Although black patients with colon cancer received significantly less treatment than white patients, particularly for late stage disease, much of the overall survival disparity between black and white patients was explained by tumor presentation at diagnosis rather than treatment differences, according to an analysis of SEER data.

Among demographically matched black and white patients, the 5-year survival difference was 8.3% (P less than .0001). Presentation match reduced the difference to 5.0% (P less than .0001), which accounted for 39.8% of the overall disparity. Additional matching by treatment reduced the difference only slightly to 4.9% (P less than .0001), which accounted for 1.2% of the overall disparity. Black patients had lower rates for most treatments, including surgery, than presentation-matched white patients (88.5% vs. 91.4%), and these differences were most pronounced at advanced stages. For example, significant differences between black and white patients in the use of chemotherapy was observed for stage III (53.1% vs. 64.2%; P less than .0001) and stage IV (56.1% vs. 63.3%; P = .001).

“Our results indicate that tumor presentation, including tumor stage, is indeed one of the most important factors contributing to the racial disparity in colon cancer survival. We observed that, after controlling for demographic factors, black patients in comparison with white patients had a significantly higher proportion of stage IV and lower proportions of stages I and II disease. Adequately matching on tumor presentation variables (e.g., stage, grade, size, and comorbidity) significantly reduced survival disparities,” wrote Dr. Yinzhi Lai of the Department of Medical Oncology at Sidney Kimmel Cancer Center, Philadelphia, and colleagues (Gastroenterology. 2016 Apr 4. doi: 10.1053/j.gastro.2016.01.030 ).

Treatment differences in advanced-stage patients, compared with early-stage patients, explained a higher proportion of the demographic-matched survival disparity. For example, in stage II patients, treatment match resulted in modest reductions in 2-, 3-, and 5-year survival rate disparities (2.7%-2.8%, 4.1%-3.6%, and 4.6%-4.0%, respectively); by contrast, in stage III patients, treatment match resulted in more substantial reductions in 2-, 3-, and 5-year survival rate disparities (4.5%-2.2%, 3.1%-2.0%, and 4.3%-2.8%, respectively). A similar effect was observed in patients with stage IV disease. The results suggest that, “to control survival disparity, more efforts may need to be tailored to minimize treatment disparities (especially chemotherapy use) in patients with advanced-stage disease,” the investigators wrote.

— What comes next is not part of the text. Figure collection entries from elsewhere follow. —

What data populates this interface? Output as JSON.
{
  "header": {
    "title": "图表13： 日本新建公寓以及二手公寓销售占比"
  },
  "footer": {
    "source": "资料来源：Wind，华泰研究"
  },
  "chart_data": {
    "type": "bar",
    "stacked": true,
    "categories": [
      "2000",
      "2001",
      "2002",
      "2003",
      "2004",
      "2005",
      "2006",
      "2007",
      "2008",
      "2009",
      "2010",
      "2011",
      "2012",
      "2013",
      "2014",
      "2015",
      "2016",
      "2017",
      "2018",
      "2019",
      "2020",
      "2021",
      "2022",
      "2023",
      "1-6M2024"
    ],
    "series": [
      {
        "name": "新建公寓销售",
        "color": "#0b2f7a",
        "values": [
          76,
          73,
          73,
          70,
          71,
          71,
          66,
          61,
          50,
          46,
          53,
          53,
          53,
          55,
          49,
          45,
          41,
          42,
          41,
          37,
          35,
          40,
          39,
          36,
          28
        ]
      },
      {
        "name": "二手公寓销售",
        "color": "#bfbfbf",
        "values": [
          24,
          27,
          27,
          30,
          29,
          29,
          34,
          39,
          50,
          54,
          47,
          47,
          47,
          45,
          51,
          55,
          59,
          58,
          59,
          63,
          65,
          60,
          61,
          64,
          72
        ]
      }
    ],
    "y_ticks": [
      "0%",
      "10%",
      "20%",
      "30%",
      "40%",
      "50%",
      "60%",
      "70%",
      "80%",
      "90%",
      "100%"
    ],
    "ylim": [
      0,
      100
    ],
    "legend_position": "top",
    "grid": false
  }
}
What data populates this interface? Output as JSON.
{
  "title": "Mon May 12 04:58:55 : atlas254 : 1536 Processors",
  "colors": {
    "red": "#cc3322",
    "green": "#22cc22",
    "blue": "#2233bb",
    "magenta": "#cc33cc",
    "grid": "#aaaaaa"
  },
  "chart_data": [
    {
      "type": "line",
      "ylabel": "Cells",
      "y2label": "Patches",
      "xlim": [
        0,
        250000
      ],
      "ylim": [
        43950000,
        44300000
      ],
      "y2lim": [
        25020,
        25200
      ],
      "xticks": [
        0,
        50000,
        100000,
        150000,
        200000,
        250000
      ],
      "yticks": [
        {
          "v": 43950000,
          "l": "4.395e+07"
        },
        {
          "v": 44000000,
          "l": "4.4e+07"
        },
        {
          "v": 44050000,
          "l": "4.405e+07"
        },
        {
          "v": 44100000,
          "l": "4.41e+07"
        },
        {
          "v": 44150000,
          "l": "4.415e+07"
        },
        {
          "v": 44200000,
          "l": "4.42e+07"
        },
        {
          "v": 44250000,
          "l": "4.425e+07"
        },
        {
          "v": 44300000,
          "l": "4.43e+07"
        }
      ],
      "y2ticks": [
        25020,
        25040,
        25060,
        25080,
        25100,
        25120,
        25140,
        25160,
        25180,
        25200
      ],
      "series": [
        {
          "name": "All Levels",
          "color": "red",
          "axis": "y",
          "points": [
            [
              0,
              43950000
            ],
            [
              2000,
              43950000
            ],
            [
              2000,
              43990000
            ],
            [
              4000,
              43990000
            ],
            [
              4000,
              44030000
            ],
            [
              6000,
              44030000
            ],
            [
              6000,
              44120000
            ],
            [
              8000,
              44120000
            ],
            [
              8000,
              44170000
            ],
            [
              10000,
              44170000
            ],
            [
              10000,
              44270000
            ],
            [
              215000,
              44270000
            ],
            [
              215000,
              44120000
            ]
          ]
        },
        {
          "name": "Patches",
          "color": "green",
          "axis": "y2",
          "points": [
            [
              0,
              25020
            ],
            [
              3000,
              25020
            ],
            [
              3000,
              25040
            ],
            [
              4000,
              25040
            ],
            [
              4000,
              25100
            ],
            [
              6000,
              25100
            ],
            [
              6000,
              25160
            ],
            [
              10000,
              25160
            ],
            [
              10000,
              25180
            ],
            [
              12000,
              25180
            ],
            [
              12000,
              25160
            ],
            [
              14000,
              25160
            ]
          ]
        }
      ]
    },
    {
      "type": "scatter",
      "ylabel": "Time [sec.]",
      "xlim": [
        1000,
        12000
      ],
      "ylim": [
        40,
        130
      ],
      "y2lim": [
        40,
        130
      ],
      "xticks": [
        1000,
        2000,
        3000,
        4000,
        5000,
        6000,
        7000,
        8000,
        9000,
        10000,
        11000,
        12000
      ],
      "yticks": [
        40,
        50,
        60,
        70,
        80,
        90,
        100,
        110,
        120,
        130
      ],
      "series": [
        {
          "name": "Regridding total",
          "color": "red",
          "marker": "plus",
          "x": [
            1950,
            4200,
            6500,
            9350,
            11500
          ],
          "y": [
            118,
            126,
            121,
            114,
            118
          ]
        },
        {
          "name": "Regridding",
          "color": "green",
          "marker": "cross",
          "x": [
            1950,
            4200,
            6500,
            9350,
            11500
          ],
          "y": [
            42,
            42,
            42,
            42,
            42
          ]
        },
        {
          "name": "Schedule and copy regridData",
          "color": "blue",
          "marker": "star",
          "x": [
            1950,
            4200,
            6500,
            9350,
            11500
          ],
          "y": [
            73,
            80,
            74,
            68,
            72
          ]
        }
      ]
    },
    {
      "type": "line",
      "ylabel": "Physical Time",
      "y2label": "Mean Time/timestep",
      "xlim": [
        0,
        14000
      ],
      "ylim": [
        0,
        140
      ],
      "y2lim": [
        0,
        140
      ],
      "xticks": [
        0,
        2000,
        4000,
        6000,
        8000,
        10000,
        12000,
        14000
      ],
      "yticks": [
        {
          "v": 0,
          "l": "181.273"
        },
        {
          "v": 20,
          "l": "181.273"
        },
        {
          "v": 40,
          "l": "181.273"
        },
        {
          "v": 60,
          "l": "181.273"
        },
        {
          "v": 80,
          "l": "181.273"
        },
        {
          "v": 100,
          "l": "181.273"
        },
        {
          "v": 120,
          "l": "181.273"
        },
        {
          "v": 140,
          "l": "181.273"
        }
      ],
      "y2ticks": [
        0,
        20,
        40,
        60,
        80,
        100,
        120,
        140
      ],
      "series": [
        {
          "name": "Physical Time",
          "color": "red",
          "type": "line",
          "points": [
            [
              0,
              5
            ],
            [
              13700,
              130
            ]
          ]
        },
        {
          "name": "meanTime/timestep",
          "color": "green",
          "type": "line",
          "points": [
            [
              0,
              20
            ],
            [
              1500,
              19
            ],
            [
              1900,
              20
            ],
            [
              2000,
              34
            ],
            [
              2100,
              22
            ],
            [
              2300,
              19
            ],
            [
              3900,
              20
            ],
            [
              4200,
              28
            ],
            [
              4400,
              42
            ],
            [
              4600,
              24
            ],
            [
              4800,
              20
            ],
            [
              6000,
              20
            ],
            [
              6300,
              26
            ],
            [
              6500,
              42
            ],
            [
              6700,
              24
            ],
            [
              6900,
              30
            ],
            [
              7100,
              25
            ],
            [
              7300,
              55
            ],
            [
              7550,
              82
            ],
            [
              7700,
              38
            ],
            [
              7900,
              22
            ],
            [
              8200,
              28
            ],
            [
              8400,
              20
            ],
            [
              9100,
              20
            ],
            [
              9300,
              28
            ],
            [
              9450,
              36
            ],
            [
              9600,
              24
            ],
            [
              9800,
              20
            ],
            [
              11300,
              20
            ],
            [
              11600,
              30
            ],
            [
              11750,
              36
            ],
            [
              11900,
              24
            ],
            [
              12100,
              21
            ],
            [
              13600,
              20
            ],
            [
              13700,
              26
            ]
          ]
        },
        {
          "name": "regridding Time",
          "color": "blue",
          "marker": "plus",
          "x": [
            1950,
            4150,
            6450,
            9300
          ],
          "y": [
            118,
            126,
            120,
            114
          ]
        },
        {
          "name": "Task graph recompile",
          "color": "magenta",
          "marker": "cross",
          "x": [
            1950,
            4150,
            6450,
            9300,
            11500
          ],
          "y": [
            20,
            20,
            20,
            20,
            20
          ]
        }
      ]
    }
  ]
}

The retrospective data analysis used patient information from 68,141 patients (6,190 black, 61,951 white) aged 66 years and older with colon cancer identified from the National Cancer Institute SEER-Medicare database. Using a novel minimum distance matching strategy, investigators drew from the pool of white patients to match three distinct comparison cohorts to the same 6,190 black patients. Close matches between black and white patients bypassed the need for model-based analysis.

The primary matching analysis was limited by the inability to control for substantial differences in socioeconomic status, marital status, and urban/rural residence. A subcohort analysis of 2,000 matched black and white patients showed that when socioeconomic status was added to the demographic match, survival differences were reduced, indicating the important role of socioeconomic status on racial survival disparities.

Significantly better survival was observed in all patients who were diagnosed in 2004 or later, the year the Food and Drug Administration approved the important chemotherapy medicines oxaliplatin and bevacizumab. Separating the cohorts into those who were diagnosed before and after 2004 revealed that the racial survival disparity was lower in the more recent group, indicating a favorable impact of oxaliplatin and/or bevacizumab in reducing the survival disparity.